Finnish interior designer

Kari Aaro Juhani Asikainen (born 24 October 1939 in Parkano, Finland) is a Finnish interior designer and former professor of Industrial Furniture Design at MUOVA, the Design Centre of Western Finland in Vaasa, 1988–1994. He also taught at University of Art and Design Helsinki (known in Finnish as TAIK) in 1973–1988.
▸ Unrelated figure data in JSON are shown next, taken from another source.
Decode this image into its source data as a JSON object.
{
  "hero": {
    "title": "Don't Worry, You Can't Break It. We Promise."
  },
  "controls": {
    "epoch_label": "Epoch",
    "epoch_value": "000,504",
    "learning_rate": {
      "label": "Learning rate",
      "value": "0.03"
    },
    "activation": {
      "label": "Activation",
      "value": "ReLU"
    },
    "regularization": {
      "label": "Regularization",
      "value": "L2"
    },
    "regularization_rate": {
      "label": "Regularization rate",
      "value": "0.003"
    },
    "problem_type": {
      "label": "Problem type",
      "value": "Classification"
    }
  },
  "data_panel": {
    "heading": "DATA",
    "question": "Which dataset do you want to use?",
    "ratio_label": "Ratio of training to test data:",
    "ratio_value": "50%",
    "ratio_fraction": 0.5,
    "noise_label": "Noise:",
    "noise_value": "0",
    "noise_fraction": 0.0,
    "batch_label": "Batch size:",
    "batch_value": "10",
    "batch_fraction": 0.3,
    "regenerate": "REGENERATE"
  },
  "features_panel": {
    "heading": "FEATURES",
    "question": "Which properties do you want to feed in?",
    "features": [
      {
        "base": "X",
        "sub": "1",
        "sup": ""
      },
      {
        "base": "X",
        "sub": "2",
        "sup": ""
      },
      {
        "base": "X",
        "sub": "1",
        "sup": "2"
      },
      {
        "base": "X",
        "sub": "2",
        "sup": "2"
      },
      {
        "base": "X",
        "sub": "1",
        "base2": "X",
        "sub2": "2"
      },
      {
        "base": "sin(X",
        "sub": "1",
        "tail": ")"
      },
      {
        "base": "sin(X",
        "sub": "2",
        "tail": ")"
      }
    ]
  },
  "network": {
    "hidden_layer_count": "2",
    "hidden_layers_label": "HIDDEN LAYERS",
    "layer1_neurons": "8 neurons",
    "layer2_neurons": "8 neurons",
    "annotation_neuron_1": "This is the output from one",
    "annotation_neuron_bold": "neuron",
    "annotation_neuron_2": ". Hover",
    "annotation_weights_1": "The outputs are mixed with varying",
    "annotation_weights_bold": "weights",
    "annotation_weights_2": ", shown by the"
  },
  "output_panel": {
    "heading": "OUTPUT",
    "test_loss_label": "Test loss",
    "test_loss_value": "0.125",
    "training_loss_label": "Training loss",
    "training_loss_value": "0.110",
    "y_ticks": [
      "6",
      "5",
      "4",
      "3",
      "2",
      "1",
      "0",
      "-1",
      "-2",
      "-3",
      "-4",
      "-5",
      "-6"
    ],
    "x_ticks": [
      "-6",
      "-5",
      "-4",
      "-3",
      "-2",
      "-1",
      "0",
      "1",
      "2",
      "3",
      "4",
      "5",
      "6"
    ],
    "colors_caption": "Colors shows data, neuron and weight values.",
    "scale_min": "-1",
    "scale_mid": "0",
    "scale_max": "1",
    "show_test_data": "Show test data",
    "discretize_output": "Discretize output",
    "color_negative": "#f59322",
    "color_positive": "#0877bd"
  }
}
Asikainen studied at the Institute for Applied Arts (forerunner to TAIK), completing his studies in 1966. His best-known design is for the Kari series of chairs started in 1969, for which he was awarded the SIO (Finnish Association of Interior Architects) 1982 award for best piece of furniture for a public space. In 1984, he won the prestigious State Applied Arts Commission's Award.

== Exhibitions ==
Asikainen's work has been exhibited at the “Through life from children to elderly” (2002), Ozone Living Design Center, Tokyo, Japan; “La vita per le sedie” (1999), Bari, Italy; “Kuusikymppisen kolmikymppinen” (Thirty of a sixty) retrospective, Design Museum, Helsinki; “Kari 20 years” furniture exhibition (1989), Design Forum, Helsinki; “Furniture and textiles” joint exhibition (1987) with Katariina Metsovaara, Kluuvi Gallery, Helsinki.